Daniel Parotte
Etre athée, c'est ne pas croire en Dieu… ou,
plutôt, croire qu'il n'y a pas de Dieu(x).
C'est là une croyance, une foi, au même
titre que la croyance au divin; comme elle, cette conviction ne
repose pas sur un fondement scientifiquement incontestable. Seul
l'agnosticisme (philosophie professant l'impossibilité de
se prononcer certainement sur l'(in)existence de Dieu) échappe à ce
travers; aussi me qualifierais‑je volontiers d'athée
agnostique.
Mais je fais le pari inverse
de celui de Pascal : je conduis ma vie en fonction de l'hypothèse qu'il n'y
a pas de Dieu ni “d'ailleurs” à notre monde.
Pourquoi ? Parce que cette approche me paraît plus stimulante,
plus féconde. Parce que, aussi, je ne crois pas aux êtres
fabuleux : licornes, centaures, sphinx ou monstre du Loch Ness.
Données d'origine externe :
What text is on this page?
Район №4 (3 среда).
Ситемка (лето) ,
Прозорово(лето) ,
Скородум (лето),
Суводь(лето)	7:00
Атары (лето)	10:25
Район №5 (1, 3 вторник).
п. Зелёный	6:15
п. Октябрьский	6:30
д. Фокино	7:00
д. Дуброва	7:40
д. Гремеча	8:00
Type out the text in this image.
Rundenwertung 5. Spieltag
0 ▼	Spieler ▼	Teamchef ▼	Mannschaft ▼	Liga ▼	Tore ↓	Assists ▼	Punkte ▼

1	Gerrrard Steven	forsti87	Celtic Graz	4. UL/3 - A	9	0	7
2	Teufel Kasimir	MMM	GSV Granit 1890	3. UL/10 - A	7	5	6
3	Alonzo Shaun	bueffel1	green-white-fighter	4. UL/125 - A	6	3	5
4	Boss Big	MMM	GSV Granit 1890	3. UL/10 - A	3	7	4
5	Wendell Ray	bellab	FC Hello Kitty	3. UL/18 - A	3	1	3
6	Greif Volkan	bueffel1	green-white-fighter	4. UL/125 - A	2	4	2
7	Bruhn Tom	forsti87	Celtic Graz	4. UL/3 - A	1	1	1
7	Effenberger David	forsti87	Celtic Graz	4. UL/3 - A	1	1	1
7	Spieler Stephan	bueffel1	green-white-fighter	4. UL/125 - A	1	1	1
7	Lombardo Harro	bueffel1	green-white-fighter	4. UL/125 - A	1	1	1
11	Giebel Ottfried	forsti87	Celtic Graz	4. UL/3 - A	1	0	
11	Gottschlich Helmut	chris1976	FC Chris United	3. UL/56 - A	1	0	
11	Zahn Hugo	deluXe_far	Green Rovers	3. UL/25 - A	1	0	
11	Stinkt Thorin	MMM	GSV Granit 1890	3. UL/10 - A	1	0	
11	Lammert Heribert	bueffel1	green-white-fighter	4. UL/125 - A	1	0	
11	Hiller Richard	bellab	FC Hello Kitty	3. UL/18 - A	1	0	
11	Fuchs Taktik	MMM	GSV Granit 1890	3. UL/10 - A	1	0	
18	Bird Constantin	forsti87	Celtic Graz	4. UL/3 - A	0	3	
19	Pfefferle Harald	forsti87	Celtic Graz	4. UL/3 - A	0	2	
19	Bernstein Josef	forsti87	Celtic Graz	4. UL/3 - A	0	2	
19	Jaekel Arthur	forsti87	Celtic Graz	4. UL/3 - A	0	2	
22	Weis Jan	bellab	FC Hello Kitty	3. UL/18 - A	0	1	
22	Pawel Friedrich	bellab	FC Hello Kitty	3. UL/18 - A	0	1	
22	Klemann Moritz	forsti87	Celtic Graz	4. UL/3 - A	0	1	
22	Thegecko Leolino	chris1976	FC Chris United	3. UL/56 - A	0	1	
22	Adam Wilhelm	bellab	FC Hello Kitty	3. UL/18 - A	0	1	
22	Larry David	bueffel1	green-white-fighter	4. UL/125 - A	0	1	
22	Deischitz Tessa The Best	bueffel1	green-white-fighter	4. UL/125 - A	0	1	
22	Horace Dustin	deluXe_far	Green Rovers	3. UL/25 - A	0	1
Je me refuse en effet à demeurer dans l'indétermination
prudente quant à ces "êtres", comme l'exigerait
un agnosticisme conséquent par rapport à de telles
fables, les religions ne s'en distinguant guère que par
un plus haut degré d'élaboration, du moins dans nos
cultures modernes.
Ceci dit, je suis tout prêt à appeler “Dieu” le
principe de vie ou le principe de mouvement ou la matière
elle-même. Cependant, il ne s'agit alors que d'un mot pour
désigner quelque chose dont la science peut ou pourra un
jour rendre compte. Cela n'affecte pas ma vie au quotidien. Le
Dieu auquel je ne crois pas, c'est celui en fonction de qui je
devrais adapter mes pensées et mes actions; celui qui s'ingérerait
- lui‑même ou par prêtres interposés ‑ dans
ma vie de tous les jours.
Mais je regrette l'absence
d'un tel Dieu, si du moins il s'agissait d'un Dieu bon. Par contre,
je ne désirerais
pas croire à un Dieu mauvais ‑ hypothèse certainement
aussi plausible que la précédente ‑ mais s'il
existait, je voudrais en être avisé pour y adapter
ma manière de vivre.
L'athéisme laisse celui qui y souscrit
dans une assez large indétermination au plan moral. Cela
n'implique pas pour autant nécessairement un désordre
des pensées ni des moeurs, n'en déplaise à ceux
qui stigmatisent les athées stupides ou licencieux; mais
cela n'implique pas non plus, il est vrai, une vie sans désordre.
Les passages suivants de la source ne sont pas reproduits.